As mentioned, Tulsi is an avid learner and loves reading books. During our conversation she mentioned several books that she recommends to read:
- Hooked: How to Build Habit-Forming Products by Nir Eyal: this book explains how tech products can build good customer habits and keep users engaged
- The Power of Habit by Charles Duhigg: this is another good book about habits and how to change them. The book proposes a model where habits are made of cue, routine, and reward. If you want to change habits you have to diagnose them first.
- Actionable Gamification: Beyond Points, Badges, and Leaderboards by Yu-Kai Chou: this book covers Chou’s research about gamification.

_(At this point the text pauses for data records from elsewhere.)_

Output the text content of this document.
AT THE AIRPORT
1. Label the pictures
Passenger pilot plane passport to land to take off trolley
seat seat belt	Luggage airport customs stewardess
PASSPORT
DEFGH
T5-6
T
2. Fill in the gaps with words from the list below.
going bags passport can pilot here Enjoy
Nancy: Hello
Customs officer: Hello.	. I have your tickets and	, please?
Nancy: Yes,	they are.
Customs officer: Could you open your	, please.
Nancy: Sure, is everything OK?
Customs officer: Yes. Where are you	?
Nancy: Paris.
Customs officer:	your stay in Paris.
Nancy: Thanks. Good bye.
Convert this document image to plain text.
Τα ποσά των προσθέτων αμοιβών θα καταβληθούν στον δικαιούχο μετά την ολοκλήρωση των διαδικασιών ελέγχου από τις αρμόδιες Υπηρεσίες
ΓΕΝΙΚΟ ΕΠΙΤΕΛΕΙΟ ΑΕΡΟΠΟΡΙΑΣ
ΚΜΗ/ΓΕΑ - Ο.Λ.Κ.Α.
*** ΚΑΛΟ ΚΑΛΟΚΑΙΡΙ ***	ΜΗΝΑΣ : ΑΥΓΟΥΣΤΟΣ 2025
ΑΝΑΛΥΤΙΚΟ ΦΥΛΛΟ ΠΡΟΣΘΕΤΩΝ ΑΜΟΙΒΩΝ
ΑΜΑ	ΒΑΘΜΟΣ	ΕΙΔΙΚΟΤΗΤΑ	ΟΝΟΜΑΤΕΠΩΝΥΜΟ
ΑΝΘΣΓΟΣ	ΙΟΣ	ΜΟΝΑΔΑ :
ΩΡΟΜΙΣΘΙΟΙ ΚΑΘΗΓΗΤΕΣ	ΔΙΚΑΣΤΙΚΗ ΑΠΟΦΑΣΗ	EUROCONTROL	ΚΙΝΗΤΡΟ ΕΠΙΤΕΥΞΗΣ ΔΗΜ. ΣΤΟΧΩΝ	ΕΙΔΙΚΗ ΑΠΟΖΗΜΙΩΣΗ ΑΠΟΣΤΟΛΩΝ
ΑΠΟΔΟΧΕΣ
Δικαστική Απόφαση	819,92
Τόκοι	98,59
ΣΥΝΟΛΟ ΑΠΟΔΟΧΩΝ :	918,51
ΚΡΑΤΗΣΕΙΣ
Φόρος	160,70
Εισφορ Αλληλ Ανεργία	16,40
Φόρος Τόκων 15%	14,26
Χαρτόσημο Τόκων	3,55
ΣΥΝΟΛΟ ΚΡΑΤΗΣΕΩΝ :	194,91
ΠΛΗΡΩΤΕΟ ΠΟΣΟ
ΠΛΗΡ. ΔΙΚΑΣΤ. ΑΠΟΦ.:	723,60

The goal of the book is to build good gamification and human-focused design in all industries
- Don’t make me think by Steve Krug: this book is mainly for web designers and developers. It provides principles for intuitive navigation and information design.
- Design for everyday things by Donald A. Norman: this book explains why design is the key to a competitive edge and why some products can satisfy customers’ needs while others fail.
- The art of immersion by Frank Rose: this book talks about media in the internet era and how the digital generation is changing the way media is produced and people interact with it.